20h30 : ouverture des portes
Les portes s’ouvrent à la centaine de spectateurs déjà présents. La plus valeureuse, Odile, est arrivée dès 18h30. En 2008, elle avait vu, au même titre que les autres personnes qui l’entourent, le spectacle « Battuta » du Théâtre Zingaro au Domaine de Lacroix Laval. Parait-il qu’ils n’avaient jamais vu un spectacle aussi intense. Ils sont tous venus si tôt pour obtenir les meilleures places possibles dans l’amphithéâtre et avoir le meilleur point de vue sur cette union entre danseurs et chevaux qu’ils espèrent magique. A 20h31, la voie romaine, qui mène au Grand Théâtre, est noire de monde.
17h30 : arrivée des artistes
Les seize danseurs ont quitté la Presqu’île pour rejoindre les loges du Grand Théâtre, situées sous la scène dans toute sa longueur. Quelques uns commencent leurs échauffements et leurs étirements. Les chevaux ne quitteront les écuries qu’un peu plus tard.
14h35: réunion d’équipe
L’après-midi se poursuit avec une étonnante sérennité. Preuve en est avec une rapide réunion d’équipe détendue où sont notamment abordés les arrivées et départs d’artistes des prochains jours. L’occasion pour la billetterie d’annoncer que la première de I am the wind s’approche du sold-out. Et de penser à une création 2010 des Nuits de Fourvière, De Beaux Lendemains. Un an après sa première à l’Odéon, Emmanuel Meirieu présente ce soir aux Bouffes du Nord « De Beaux Lendemains », en présence de Russel Banks. Trois nouveaux comédiens rejoignent Judith Chemla dans la distribution : Carlo Brandt, Catherine Hiegel, Redjep Mitrovitsa. A découvrir jusqu’au 26 juin 2011.
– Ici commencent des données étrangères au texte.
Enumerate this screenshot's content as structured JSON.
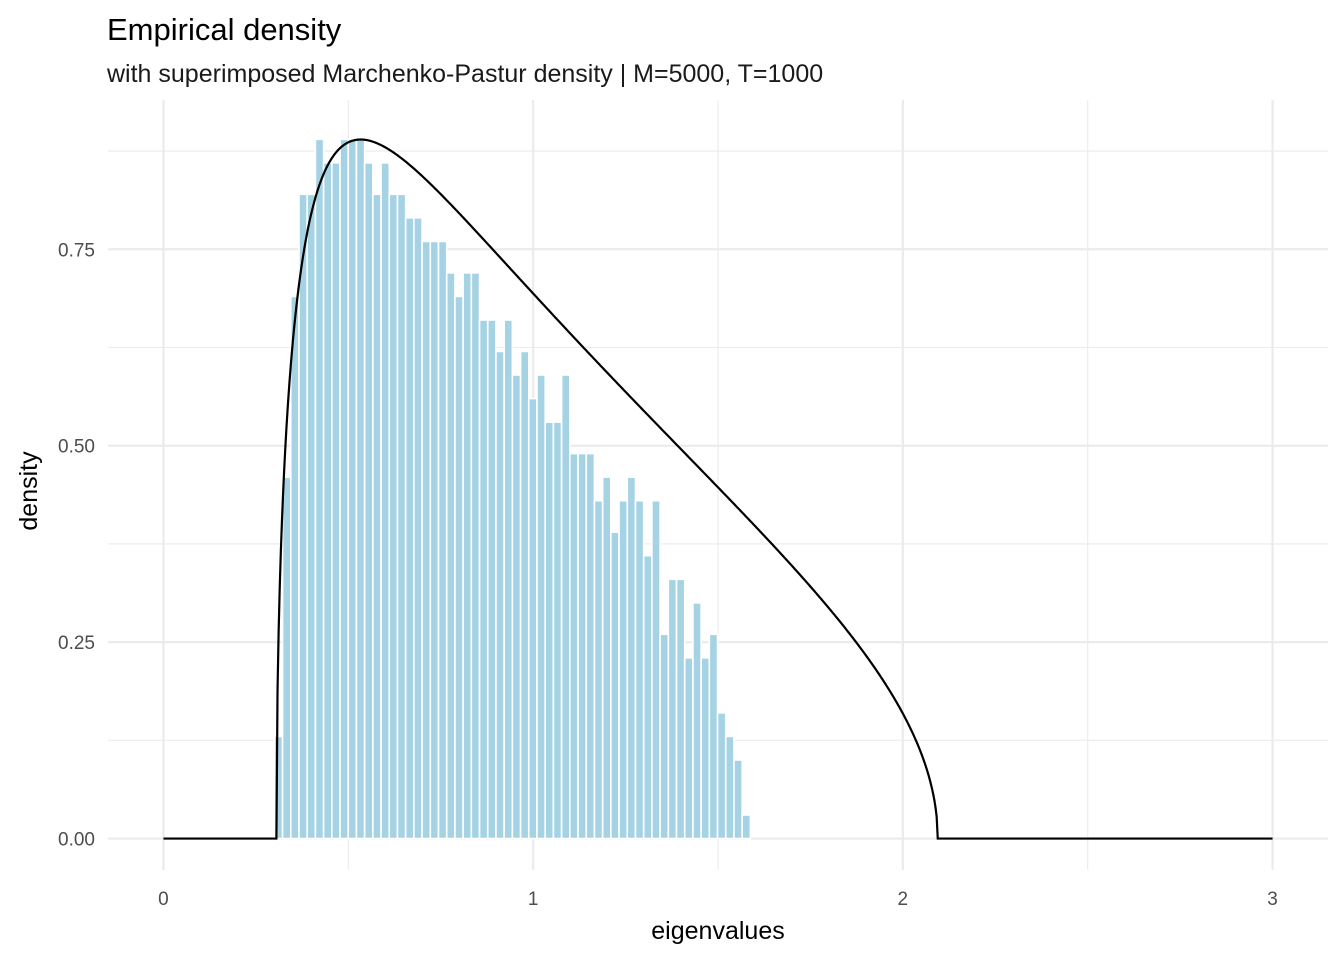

De midi à 14 heures : le catering
C’est le point névralgique et de rupture de chaque journée pendant deux mois. Pause déjeuner au catering pour toutes les équipes administratives, techniques et celle de Bartabas. Les écuyères feuillettent à voix haute un article : celui de Libération paru ce matin au sujet de we were horses. L’équipe artistique fait un debrief de la répétition de hier soir. Et entre eux, les membres du personnel des Nuits échangent leurs avis sur ce qu’ils ont vu hier.
12h00 : détour vers le Grand Théâtre
Un des privilèges de travailler aux Nuits, c’est peut-être de pouvoir faire une pause à tout moment de la journée dans les gradins vides de l’amphithéâtre. Etre seul et imaginer que dans quelques heures, quelques 2 800 spectateurs feront silence pour assister au spectacle. Sur la scène et en coulisses, quatre hommes armés de pelles et un mini-tracteur labourent le sable noir volcanique. Ce soir, il sera foulé par les chevaux.
Les chevaux, eux, sont du côté des écuries. Certains à l’intérieur, d’autre au dehors, en train de grignoter quelques brins d’herbe. Ou de se préparer pour ce soir. Ils avaient déjà d’élégantes crinières tressées. A présent, les étrilles et bouchons lissent le poil ; leurs sabots sont graissés. Sans doute est-ce le rêve de tous les apprentis écuyers de voir en pleine préparation ces majestueux chevaux de l’Académie du spectacle équestre de Versailles. A savoir que ce spectacle est visible en fin de matinée depuis les grilles de l’esplanade…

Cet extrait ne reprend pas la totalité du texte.